Zwar unterstützen nach Umfragen 52 bis 58 Prozent der Franzosen die Rückkehr, doch im Parteiengefüge knirscht es kräftig: Nicht nur die linke Opposition, auch mehrere Mitglieder von Sarkozys neogaullistischer Regierungspartei UMP machen gegen den Plan mobil. Um die Kritiker einzufangen, beschloss das Kabinett am Mittwoch, eine Parlamentsdebatte über die Nato am 17. März mit der Vertrauensfrage zu verknüpfen. Erhält die Regierung dabei keine Mehrheit, würde sie stürzen.

Auch wenn das unwahrscheinlich ist, steht Sarkozy unter Erklärungsdruck. Er selbst hat zur Bedingung für die Nato-Rückkehr gemacht, erst die europäische Verteidigungspolitik zu stärken. Denn das könnte Unabhängigkeit gegenüber den USA demonstrieren. "Aber die angestrebte Dramaturgie hat nicht funktioniert", sagt Henning Riecke von der Deutschen Gesellschaft für Auswärtige Politik (DGAP). Unter anderem wegen des Neins der Iren zur EU-Reform habe sich in diesem Bereich kaum etwas bewegt.

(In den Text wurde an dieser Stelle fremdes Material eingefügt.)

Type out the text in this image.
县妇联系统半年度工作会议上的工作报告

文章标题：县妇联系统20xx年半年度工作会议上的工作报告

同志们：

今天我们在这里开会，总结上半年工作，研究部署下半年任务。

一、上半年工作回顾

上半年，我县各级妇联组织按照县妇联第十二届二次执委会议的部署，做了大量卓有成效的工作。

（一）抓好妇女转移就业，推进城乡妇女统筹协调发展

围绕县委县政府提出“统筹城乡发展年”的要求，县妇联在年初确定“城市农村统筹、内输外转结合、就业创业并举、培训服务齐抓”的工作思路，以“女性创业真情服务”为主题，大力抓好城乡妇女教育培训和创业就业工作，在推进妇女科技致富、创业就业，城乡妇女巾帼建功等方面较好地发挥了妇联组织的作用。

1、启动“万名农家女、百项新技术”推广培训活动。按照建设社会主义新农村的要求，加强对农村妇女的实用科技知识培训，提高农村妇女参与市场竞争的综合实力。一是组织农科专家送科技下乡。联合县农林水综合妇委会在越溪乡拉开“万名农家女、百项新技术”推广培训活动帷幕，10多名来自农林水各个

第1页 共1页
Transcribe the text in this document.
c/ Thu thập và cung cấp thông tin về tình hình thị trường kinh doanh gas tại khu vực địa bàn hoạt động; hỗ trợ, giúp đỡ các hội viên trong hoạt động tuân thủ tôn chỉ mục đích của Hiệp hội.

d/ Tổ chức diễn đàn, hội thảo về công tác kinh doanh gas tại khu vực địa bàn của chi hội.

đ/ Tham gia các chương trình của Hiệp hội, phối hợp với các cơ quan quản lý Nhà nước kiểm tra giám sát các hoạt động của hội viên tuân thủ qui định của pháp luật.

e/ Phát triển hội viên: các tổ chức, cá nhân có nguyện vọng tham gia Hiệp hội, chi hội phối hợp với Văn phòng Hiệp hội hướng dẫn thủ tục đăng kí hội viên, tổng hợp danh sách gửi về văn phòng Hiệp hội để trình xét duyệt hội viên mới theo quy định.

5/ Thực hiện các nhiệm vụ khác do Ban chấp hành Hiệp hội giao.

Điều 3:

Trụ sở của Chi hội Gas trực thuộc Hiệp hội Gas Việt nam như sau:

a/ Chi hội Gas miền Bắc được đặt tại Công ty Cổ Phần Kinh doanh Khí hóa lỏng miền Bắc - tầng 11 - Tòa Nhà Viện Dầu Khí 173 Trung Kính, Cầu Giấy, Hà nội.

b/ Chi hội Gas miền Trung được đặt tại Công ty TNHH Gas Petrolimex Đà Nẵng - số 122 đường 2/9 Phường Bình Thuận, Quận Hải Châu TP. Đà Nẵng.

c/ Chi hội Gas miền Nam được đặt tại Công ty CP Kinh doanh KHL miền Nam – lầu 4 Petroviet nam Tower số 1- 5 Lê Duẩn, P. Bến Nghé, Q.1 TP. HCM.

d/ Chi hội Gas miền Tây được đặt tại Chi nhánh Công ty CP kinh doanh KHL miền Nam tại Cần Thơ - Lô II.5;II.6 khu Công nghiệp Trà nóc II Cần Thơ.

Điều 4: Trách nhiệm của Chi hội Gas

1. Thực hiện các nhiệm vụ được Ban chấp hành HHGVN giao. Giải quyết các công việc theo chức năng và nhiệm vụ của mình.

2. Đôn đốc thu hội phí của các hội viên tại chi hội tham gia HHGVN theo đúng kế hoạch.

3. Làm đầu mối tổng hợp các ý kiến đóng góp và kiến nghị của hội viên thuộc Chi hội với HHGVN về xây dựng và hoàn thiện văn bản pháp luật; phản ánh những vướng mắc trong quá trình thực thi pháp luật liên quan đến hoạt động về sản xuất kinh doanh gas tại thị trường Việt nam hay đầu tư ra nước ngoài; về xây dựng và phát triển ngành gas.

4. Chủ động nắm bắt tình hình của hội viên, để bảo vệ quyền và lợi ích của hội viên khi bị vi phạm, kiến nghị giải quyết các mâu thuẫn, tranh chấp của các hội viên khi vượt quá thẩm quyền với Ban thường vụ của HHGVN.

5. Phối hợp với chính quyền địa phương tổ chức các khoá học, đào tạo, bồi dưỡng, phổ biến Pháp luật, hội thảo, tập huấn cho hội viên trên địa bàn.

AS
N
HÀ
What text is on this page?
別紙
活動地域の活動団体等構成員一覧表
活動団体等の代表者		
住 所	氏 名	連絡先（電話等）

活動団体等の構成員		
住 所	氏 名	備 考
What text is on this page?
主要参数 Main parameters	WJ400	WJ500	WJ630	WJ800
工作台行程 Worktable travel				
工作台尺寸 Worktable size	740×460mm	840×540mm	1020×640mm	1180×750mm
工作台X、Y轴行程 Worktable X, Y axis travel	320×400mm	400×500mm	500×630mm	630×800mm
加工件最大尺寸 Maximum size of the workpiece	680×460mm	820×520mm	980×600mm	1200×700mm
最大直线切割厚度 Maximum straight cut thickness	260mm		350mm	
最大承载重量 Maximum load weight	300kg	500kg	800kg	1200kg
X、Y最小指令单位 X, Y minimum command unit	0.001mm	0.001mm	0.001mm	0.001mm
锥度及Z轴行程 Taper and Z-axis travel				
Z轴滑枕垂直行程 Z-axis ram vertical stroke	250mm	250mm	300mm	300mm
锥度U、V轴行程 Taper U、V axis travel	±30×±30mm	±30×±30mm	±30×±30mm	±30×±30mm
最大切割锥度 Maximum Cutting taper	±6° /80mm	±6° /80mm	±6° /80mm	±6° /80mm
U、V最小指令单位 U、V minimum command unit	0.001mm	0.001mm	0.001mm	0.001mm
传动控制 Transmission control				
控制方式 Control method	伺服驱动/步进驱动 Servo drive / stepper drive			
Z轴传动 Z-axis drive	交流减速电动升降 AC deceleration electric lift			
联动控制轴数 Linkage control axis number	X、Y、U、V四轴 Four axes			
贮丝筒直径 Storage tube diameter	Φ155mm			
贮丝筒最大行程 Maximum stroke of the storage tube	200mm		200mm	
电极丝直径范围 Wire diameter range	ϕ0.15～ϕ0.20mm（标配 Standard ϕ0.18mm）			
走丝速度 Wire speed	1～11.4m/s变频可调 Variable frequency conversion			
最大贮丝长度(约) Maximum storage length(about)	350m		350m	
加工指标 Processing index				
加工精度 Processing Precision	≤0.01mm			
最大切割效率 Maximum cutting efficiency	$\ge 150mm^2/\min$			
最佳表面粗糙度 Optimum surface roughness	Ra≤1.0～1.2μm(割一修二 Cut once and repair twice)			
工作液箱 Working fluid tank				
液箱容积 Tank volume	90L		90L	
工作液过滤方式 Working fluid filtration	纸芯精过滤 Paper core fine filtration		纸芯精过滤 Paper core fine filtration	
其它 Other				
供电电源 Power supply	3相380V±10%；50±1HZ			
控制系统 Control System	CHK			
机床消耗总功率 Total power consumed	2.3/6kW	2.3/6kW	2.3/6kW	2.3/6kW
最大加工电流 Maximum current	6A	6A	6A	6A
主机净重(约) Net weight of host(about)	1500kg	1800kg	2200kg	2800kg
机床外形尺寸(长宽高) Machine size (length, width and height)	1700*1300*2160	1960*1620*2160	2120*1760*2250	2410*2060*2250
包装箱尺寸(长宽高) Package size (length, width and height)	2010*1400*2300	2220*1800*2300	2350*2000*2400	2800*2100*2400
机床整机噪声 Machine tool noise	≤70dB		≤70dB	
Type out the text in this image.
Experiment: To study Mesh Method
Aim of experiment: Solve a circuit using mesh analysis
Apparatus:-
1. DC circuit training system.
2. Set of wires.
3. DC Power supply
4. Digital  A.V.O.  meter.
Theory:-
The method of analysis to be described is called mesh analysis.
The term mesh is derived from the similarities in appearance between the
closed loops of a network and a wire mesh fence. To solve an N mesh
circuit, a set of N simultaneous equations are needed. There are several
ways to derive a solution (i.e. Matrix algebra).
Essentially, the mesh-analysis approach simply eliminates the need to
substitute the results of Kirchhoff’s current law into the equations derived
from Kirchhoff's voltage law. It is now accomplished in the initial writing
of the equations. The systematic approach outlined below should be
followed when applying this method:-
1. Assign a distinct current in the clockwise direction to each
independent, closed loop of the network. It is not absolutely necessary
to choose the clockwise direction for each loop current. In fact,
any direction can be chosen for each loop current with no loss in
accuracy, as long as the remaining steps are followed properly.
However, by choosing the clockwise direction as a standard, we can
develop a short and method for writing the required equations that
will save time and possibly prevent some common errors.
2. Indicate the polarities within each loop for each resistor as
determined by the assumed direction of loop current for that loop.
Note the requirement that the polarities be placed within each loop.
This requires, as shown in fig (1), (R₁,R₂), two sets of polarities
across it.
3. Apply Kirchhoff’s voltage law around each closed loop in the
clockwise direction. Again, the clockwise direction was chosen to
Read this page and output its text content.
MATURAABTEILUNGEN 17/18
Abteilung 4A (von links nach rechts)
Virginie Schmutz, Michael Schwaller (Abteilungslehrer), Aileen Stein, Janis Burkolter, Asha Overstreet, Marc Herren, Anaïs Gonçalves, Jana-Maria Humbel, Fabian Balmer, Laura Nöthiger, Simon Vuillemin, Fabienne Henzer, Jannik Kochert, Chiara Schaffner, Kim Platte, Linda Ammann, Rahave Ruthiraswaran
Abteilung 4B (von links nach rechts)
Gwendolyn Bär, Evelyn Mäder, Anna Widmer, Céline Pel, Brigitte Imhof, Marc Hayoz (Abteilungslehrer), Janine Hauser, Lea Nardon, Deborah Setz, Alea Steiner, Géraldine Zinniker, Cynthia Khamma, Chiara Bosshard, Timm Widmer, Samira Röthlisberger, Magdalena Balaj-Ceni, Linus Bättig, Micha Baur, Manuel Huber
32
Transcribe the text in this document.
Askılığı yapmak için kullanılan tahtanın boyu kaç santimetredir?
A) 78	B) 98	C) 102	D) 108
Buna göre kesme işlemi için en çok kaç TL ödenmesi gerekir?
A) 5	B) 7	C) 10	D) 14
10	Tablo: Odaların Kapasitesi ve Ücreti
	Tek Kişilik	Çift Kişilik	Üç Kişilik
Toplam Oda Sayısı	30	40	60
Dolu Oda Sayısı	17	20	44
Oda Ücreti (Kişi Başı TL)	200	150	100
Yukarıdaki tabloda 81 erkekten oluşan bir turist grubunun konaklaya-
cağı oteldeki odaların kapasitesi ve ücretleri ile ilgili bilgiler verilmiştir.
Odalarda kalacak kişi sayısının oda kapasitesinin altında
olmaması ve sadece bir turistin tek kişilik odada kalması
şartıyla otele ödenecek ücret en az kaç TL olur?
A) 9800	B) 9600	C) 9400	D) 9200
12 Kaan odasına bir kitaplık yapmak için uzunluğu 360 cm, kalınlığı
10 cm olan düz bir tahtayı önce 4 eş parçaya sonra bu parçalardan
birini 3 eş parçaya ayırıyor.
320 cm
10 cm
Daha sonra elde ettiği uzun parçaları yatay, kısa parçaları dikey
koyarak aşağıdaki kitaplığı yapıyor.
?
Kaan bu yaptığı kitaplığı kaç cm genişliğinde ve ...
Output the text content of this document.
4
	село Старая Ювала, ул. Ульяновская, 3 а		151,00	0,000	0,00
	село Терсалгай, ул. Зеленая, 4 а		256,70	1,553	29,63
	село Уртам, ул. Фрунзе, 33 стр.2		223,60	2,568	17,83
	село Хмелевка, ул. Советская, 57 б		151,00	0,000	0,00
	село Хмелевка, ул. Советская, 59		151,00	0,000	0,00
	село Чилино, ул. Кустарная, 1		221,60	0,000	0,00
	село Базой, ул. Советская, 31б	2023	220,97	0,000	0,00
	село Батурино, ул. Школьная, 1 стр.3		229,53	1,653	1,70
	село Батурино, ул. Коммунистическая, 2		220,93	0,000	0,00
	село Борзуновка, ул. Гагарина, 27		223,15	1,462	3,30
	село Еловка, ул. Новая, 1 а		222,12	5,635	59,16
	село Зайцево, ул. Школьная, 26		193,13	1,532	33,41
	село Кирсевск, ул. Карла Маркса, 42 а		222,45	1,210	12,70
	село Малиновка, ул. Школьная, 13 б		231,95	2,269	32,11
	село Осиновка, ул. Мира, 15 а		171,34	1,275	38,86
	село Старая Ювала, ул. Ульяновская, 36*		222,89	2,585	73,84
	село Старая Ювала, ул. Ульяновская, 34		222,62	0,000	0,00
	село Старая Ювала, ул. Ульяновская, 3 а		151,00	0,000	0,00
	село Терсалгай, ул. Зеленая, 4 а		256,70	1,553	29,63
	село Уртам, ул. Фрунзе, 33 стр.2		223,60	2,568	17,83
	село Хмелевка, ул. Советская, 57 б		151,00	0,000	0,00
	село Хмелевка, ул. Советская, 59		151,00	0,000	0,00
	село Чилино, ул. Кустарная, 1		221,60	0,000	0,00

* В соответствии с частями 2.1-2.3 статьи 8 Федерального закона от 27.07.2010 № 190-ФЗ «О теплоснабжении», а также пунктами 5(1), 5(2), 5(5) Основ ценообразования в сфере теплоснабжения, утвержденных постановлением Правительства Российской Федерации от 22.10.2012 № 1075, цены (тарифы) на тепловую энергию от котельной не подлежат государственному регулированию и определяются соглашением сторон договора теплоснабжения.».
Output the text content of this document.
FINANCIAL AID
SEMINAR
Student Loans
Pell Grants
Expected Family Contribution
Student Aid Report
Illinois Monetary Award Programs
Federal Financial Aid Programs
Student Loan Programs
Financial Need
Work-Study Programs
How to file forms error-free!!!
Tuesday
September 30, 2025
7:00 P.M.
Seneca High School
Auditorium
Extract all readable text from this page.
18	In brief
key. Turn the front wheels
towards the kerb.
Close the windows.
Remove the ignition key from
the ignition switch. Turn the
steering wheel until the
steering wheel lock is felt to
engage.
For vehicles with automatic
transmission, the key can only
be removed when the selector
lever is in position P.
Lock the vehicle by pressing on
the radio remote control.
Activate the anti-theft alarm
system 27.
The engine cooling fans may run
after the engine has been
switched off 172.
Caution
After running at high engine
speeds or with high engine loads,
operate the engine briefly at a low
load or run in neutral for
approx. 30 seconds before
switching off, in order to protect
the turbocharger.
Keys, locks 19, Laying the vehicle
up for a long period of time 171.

Sarkozys zweite Bedingung, zentrale Posten im Bündnis zu erhalten, scheint derweil erfüllt. Paris erhält nun genauso viele Generalsposten wie Großbritannien und Deutschland. Die USA überlassen Frankreich dabei das Regionalkommando für Afrika und den Atlantik in Lissabon und das Hauptquartier für die Reform der Allianz im US-Bundesstaat Virginia. Vor allem Letzteres sieht Paris als Schlüssel, um auf die Ausrichtung des Bündnisses Einfluss zu nehmen.

Wie seinen Augapfel hütet Frankreich weiter seine Atomstreitmacht. Ob es wieder in der Nuklearen Planungsgruppe (NPG) mitarbeitet, lässt Paris offen. "Die Entscheidung über den Atomeinsatz kann nicht geteilt werden", sagt Sarkozy.